Hoewel dit artikel in de eerste plaats werd ingevoegd vanwege een geschil tussen Frankrijk en Duitsland over onjuiste etikettering van mousserende wijnen en brandewijnen, was het uiteindelijke resultaat dat het gebruik van Champagne op etiketten van mousserende wijnen werd beperkt in alle landen die partij waren bij het verdrag. We zeggen partij bij, want hoewel de Verenigde Staten het verdrag ondertekenden, heeft de Senaat het nooit geratificeerd.

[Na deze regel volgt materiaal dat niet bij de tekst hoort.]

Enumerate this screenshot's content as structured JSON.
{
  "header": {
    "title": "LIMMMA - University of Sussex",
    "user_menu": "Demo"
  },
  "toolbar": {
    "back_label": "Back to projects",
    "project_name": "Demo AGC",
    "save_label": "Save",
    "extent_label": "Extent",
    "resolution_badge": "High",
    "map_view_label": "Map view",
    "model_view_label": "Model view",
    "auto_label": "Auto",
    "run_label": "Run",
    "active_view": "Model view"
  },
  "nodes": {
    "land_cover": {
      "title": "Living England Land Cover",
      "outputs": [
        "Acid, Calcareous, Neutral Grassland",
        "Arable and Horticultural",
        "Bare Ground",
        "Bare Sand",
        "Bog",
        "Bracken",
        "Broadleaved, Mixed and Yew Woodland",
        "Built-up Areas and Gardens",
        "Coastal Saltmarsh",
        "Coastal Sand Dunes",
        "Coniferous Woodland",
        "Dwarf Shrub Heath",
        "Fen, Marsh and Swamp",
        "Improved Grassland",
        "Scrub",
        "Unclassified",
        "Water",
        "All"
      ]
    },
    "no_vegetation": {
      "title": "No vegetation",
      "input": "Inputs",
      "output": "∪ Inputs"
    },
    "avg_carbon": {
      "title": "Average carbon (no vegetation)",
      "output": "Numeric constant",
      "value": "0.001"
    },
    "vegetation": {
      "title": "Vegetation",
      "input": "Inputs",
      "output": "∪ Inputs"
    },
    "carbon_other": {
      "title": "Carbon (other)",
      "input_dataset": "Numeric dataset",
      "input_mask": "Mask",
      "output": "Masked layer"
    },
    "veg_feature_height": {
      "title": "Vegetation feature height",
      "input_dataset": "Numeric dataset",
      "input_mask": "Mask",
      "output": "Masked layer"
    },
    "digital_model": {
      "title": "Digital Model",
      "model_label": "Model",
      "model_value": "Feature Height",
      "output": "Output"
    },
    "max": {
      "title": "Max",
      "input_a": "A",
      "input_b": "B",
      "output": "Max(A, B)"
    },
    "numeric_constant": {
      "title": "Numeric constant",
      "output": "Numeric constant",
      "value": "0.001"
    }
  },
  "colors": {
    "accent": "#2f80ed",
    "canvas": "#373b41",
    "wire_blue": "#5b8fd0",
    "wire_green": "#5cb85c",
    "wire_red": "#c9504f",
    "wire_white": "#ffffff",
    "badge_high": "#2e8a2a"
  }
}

Ondanks het aandringen van de Fransen op een bepaling ter bescherming van haar wijnen, was het feit dat de VS het verdrag nooit ratificeerde in 1919 waarschijnlijk geen grote zorg in Reims en Épernay, want het verbod op de wijnhandel stond op het punt de Californische wijnboeren failliet te laten gaan. Toen de Vredesconferentie van Parijs ten einde liep, waren de Fransen waarschijnlijk meer bezorgd over het verlies van een grote exportmarkt, zoals dit citaat uit het dagboek van een Amerikaanse deelnemer illustreert:
Clemenceau liet thee serveren voor het feest. Hij liet ook wijn brengen en bracht een toost uit op de vrede en de goede gezondheid van het gezelschap. Nadat de toost was uitgebracht, wendde hij zich tot mij en zei: “Je kunt er maar beter nog een nemen, want als je weer thuis bent, kun je niets meer van deze wijn krijgen.
De moderne tijd
De wijnindustrie in Californië stagneerde in de decennia na het verbod. De productie kwam pas weer op gang in de jaren zeventig, toen de productie van goedkope kruikwijnen een hoge vlucht nam. Deze kruikwijnen droegen vaak ‘semi-generieke’ etiketten, zoals Burgundy, Chablis en Chianti. De wijnen die deze etiketten droegen, hadden niets te maken met de plaatsen waarnaar ze genoemd waren. Carlo Rossi’s beroemde Hearty Burgundy – die zijn naam behoudt dankzij dezelfde maas in de wet als de Californische Champagne – is een blend op basis van Zinfandel in plaats van Pinot Noir, wat je zou verwachten.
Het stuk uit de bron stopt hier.